Thursday 27 October 2011

The Lobster Telephone


The Lobster telephone 1936

Plastic, painted plaster and mixed media

The work was comissioned by the  Edward James (1907-1984). He was  a wealthy and eccentric poet and collector who had inherited a vast English estate and fortune at the age of five.

A great supporter of the Surrealists, James financed the early issues of the Surrealist magazine Minotaure, and was also a follower of the Belgian artist René Magritte, whom he met through Dalí. 

James spent a small fortune on Dalí, and eventually owned between forty and fifty of his best works, all from the 1930s (his greatest period). He started to turn his country manor into a fantasy palace filled with every kind of strange and exotic objects. 

At this point Dali conceived a truly strange object, by placing a lobster atop a phone, which was also called the Aphrodisiac telephone at the time. James replaced the telephones in his house with Dali's ones.
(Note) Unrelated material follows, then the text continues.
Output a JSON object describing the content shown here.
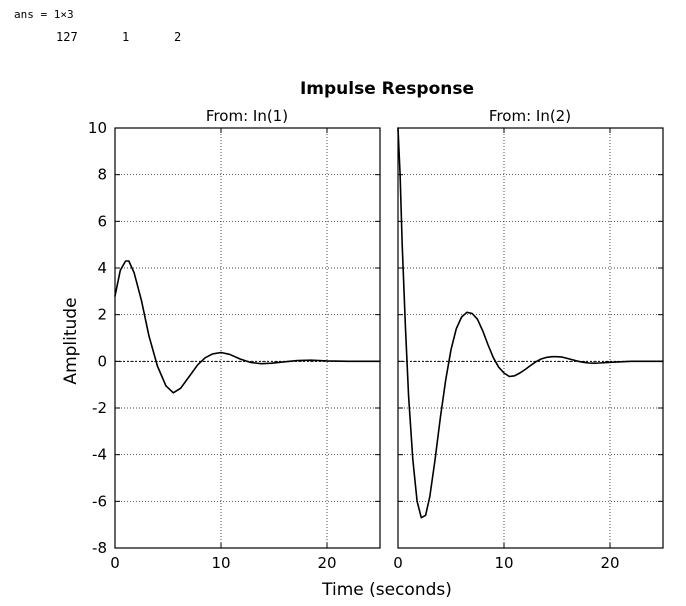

Dalí's Lobster telephone was not 'absolutely useless',  but a perfectly functioning telephone. 

Edward James purchased four Lobster telephones from Dalí as well as  three of Dalí's sofas in the shape of Mae West's lips and placed them  into his living quarters. The wood-and-satin sofas were shaped after the lips of actress Mae West, whom Dalí apparently found fascinating.


One of the lobster telephones, partially reconstructed is now at Tate in London. One is in Frankfurt at the German Telephone Museum. One is owned by the Edward James Foundation and the forth is in the National Gallery of Australia.


Dali and Surrealism




In 1926 Dali made his first visit to Paris, where he met Picasso. Dali has experimented with Cubism in his works and admired Picasso. Picasso had already heard favorable reports about Dalí from Joan Miró. As he developed his own style over the next few years Dalí made a number of works heavily influenced by Picasso and Miró.

In the late 1920' Dali was close to Surrealist ideas. He collaborated with his friend Luis Bunuel on the films Un chien andalou (1929) and L'Age d'or (1930) and was accepted into the movement. He will turn away from the Surrealists in the late 1930', but during these years he will be able to turn his ideas into various forms: paintings, film, poetry and OBJECTS.


Dali wrote a catalogue of the different categories of  Surrealist objects: Symbolically Functioning Objects (automatic origin),  Transubstantiated Objects ( affective origin), Objects for Hurling  (dream objects), Enveloped Objects (daytime fantasy).